There was nothing. Perhaps the Inuit thought to protect their newfound god by secreting him here.
They rounded a curve in the passage and stepped into a large open area, its ceiling a massive stone dome. She nearly gasped with relief when the stone walls expanded so suddenly. The romantic within her fancied this would be the great hall of that castle she'd been imagining. And her fur-collared parka would be instead a white muslin nightdress.
She almost laughed at her ridiculous ponderings. Next she'd be casting a pile of bones in the role of the brooding hero, who would sweep her away on a tide of passion! She chided herself. It was okay to use foolishness to distract her from her fear of small spaces. She knew such fantasies did not occur in real life, nor would she wish them to.

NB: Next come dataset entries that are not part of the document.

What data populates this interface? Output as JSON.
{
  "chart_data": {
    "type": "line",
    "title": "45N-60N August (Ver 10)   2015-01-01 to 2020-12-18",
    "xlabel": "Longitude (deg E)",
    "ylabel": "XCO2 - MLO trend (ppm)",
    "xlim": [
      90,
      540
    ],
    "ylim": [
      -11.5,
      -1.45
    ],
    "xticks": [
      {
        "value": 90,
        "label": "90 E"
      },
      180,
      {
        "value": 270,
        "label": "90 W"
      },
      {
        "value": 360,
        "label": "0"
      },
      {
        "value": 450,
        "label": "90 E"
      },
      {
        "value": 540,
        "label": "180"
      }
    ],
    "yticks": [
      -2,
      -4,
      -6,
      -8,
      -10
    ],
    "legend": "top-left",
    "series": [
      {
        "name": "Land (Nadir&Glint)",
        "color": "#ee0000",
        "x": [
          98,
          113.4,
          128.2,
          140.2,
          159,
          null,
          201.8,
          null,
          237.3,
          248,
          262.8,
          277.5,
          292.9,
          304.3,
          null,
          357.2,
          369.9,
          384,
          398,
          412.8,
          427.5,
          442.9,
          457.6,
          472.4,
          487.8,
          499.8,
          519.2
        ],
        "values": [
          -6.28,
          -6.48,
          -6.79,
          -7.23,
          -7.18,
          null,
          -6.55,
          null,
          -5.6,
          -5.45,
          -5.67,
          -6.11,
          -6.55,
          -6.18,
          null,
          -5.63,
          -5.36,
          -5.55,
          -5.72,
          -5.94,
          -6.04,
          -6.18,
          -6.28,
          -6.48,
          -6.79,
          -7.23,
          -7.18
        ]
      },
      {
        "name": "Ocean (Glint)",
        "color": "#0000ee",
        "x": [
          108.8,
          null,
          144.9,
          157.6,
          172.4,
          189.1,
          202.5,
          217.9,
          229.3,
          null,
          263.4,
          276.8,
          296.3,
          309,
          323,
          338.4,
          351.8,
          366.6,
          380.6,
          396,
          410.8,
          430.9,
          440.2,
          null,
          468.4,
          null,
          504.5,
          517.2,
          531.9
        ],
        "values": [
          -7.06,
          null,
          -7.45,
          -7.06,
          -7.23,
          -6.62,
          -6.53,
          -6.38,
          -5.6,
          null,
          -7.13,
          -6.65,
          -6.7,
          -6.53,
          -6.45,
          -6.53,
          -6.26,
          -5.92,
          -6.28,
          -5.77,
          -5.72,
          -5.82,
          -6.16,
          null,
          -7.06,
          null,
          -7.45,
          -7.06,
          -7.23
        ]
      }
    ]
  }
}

This was real life. Biting cold, hard work, and piles of bones from which secrets could be learned.
Miranda turned around slowly as she stood near the center of the chamberlike area, shining her beam on the walls and rock formations around her, wondering how long it had been since a human had stood in this place, seen these things. The air was frigid, fresh, and utterly still. The silence within the cave was like a living thing, a heavy leaden force that could smother them should the idea appeal to it. She shivered, took a calming breath, and continued studying the hollowed-out room, putting aside her imaginary world in favor of the real one.